The derivative is the slope of the tangent line. The atan is thus the angle of the tangent line with the x axis.
Thanks for the quick reply. Yeah, that is what I thought. However, I have a followup question.
For the vertical position of a projectile the formula is:
y = initialheight + VyT - .5(9.8)T^2
The derivative of that is
d/dx = Vy - 9.8T
I did a sample problem, Vi=4, angle = 30º, initial height = 1.2
Total Time: .739 seconds
Height of Max time: .202 seconds
Distance: 2.56 m
if I take atan( Vy - 9.8T) when t = 0 the angle comes up as 63º, not 30º which it should be.

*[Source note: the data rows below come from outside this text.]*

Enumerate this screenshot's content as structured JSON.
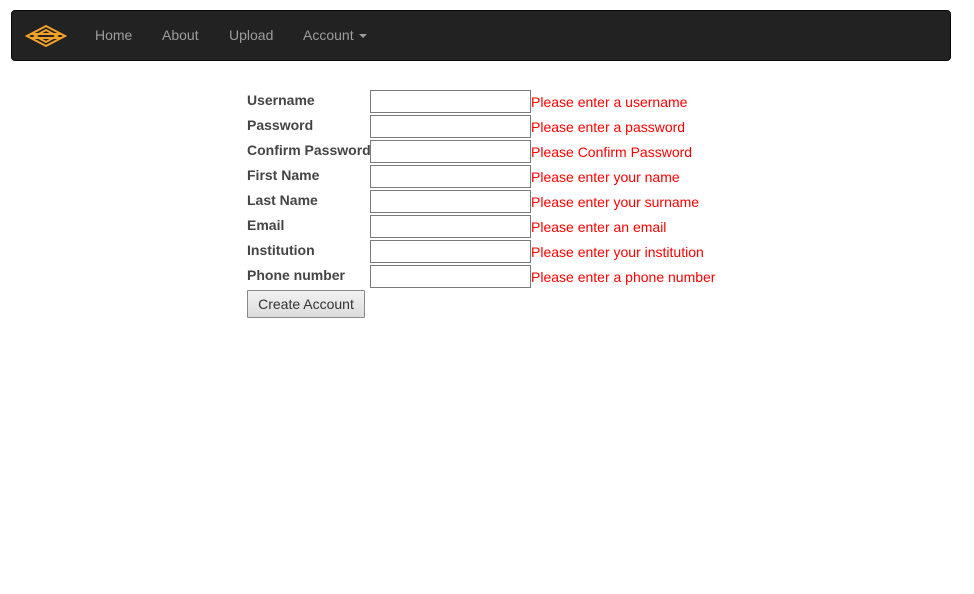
{
  "navbar": {
    "brand_icon": "stacked-layers-logo-icon",
    "brand_color": "#f0a12a",
    "background": "#222222",
    "items": [
      {
        "label": "Home"
      },
      {
        "label": "About"
      },
      {
        "label": "Upload"
      },
      {
        "label": "Account",
        "dropdown": true
      }
    ]
  },
  "form": {
    "fields": [
      {
        "label": "Username",
        "value": "",
        "error": "Please enter a username"
      },
      {
        "label": "Password",
        "value": "",
        "error": "Please enter a password"
      },
      {
        "label": "Confirm Password",
        "value": "",
        "error": "Please Confirm Password"
      },
      {
        "label": "First Name",
        "value": "",
        "error": "Please enter your name"
      },
      {
        "label": "Last Name",
        "value": "",
        "error": "Please enter your surname"
      },
      {
        "label": "Email",
        "value": "",
        "error": "Please enter an email"
      },
      {
        "label": "Institution",
        "value": "",
        "error": "Please enter your institution"
      },
      {
        "label": "Phone number",
        "value": "",
        "error": "Please enter a phone number"
      }
    ],
    "submit_label": "Create Account",
    "error_color": "#ff0000"
  }
}
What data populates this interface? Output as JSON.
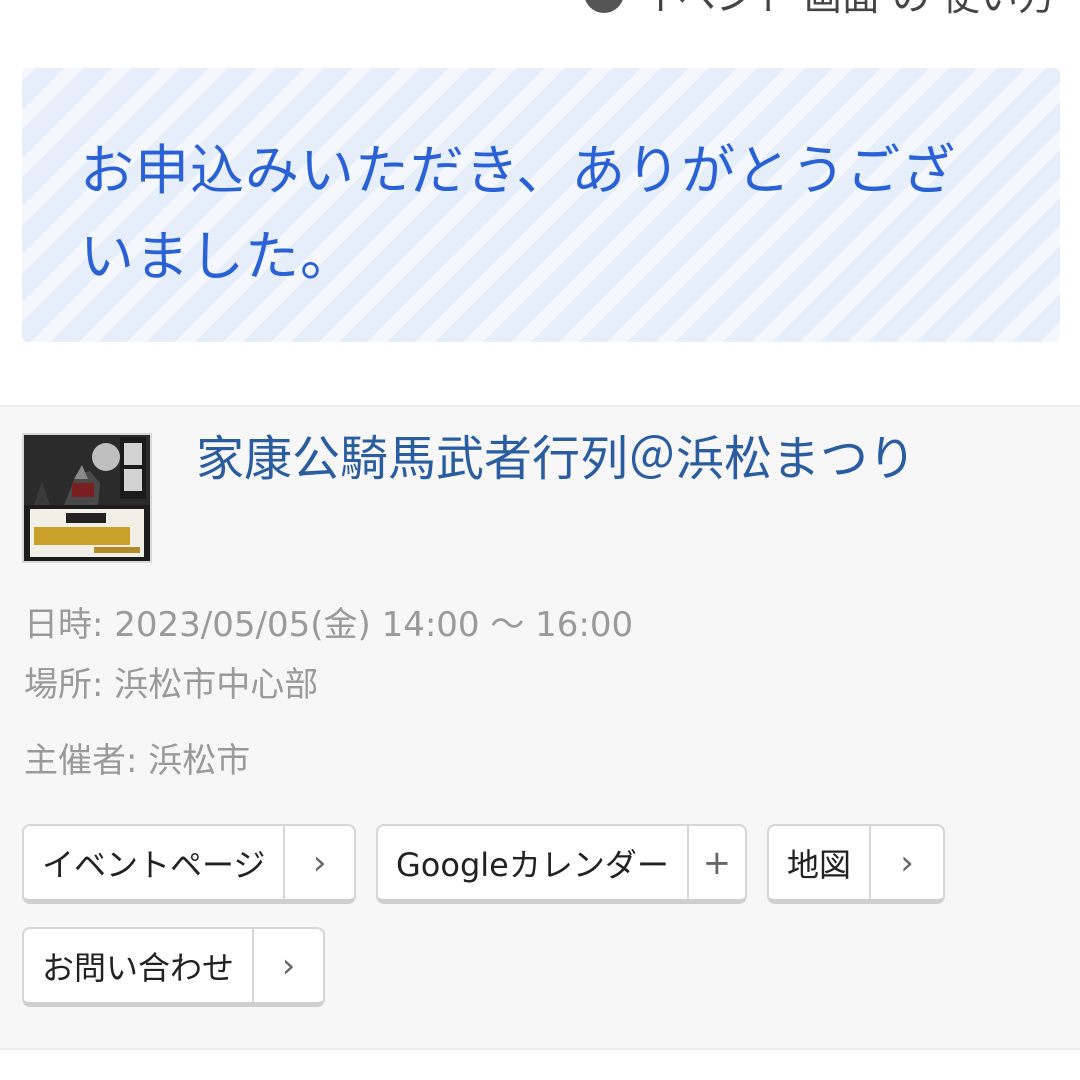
{
  "header": {
    "cut_text": "イベント 画面 の 使い方"
  },
  "banner": {
    "message": "お申込みいただき、ありがとうございました。"
  },
  "event": {
    "thumbnail_text": "家康公騎馬武者行列@浜松まつり",
    "title": "家康公騎馬武者行列＠浜松まつり",
    "date": "日時: 2023/05/05(金) 14:00 〜 16:00",
    "place": "場所: 浜松市中心部",
    "organizer": "主催者: 浜松市",
    "buttons": [
      {
        "label": "イベントページ",
        "icon": "chevron-right-icon",
        "symbol": "›"
      },
      {
        "label": "Googleカレンダー",
        "icon": "plus-icon",
        "symbol": "+"
      },
      {
        "label": "地図",
        "icon": "chevron-right-icon",
        "symbol": "›"
      },
      {
        "label": "お問い合わせ",
        "icon": "chevron-right-icon",
        "symbol": "›"
      }
    ]
  },
  "colors": {
    "banner_text": "#2a62d6",
    "banner_bg": "#e6edfb",
    "title": "#2a5d9f",
    "info_text": "#9a9a9a"
  }
}
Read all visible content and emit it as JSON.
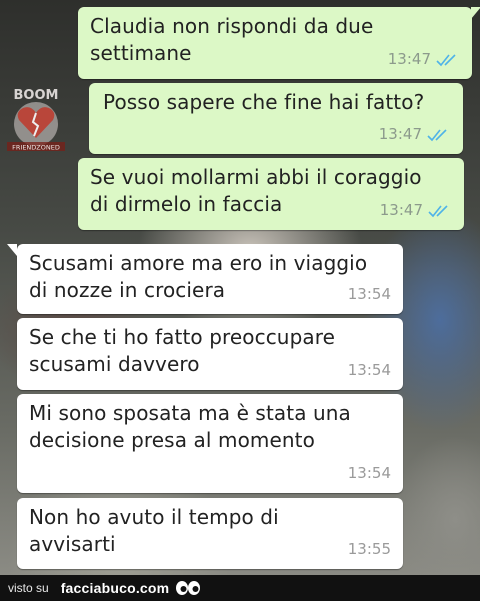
{
  "watermark": {
    "logo_text": "BOOM",
    "logo_sub": "FRIENDZONED"
  },
  "messages": [
    {
      "direction": "out",
      "text_lines": [
        "Claudia non rispondi da due",
        "settimane"
      ],
      "time": "13:47",
      "status": "read-double-tick"
    },
    {
      "direction": "out",
      "text_lines": [
        "Posso sapere che fine hai fatto?"
      ],
      "time": "13:47",
      "status": "read-double-tick"
    },
    {
      "direction": "out",
      "text_lines": [
        "Se vuoi mollarmi abbi il coraggio",
        "di dirmelo in faccia"
      ],
      "time": "13:47",
      "status": "read-double-tick"
    },
    {
      "direction": "in",
      "text_lines": [
        "Scusami amore ma ero in viaggio",
        "di nozze in crociera"
      ],
      "time": "13:54"
    },
    {
      "direction": "in",
      "text_lines": [
        "Se che ti ho fatto preoccupare",
        "scusami davvero"
      ],
      "time": "13:54"
    },
    {
      "direction": "in",
      "text_lines": [
        "Mi sono sposata ma è stata una",
        "decisione presa al momento"
      ],
      "time": "13:54"
    },
    {
      "direction": "in",
      "text_lines": [
        "Non ho avuto il tempo di",
        "avvisarti"
      ],
      "time": "13:55"
    }
  ],
  "footer": {
    "visto_label": "visto su",
    "site_label": "facciabuco.com",
    "eyes_icon": "eyes-icon"
  },
  "colors": {
    "outgoing_bubble": "#dcf8c6",
    "incoming_bubble": "#ffffff",
    "read_ticks": "#4fb3e8",
    "footer_bg": "#111111"
  }
}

I started to work out the problem, but you didn't state it quite clearly....
Do you mean V0x is the initial Vi in the direction of vector i ?
dy/dx is the arctan of the angle the curve makes with the horizontal.
dy/dt has no geometric meaning (in an xy-coordinate system).
If Vi= 4 is the initial speed and the projectile is fired at a 30 degree angle to the horizontal, then the initial vertical speed is Vy= 4 cos(30)= 4(1/2)= 2 and the initial horizontal speed is
Vx= 4 sin(30)= 4([sqrt](3)/2)= 2 [sqrt](3).
The vertical speed would be given by dy/dt= 2- 9.8t and the horizontal speed (assuming gravity is the only force) by
dx/dt= 2[sqrt]3. At t= 0, dy/dt= 2 and dx/dt= 2[sqrt](3).
By the chain rule, dy/dx= (dy/dt)/(dx/dt)= 2/2[sqrt](3)= 1/[sqrt](3)= [sqrt](3)/3, the tangent of 30 degrees.
Thanks, Hallsofivy. You created a good thorough reply. However, I think you accidentally swapped cosine and sine in Vx and Vy.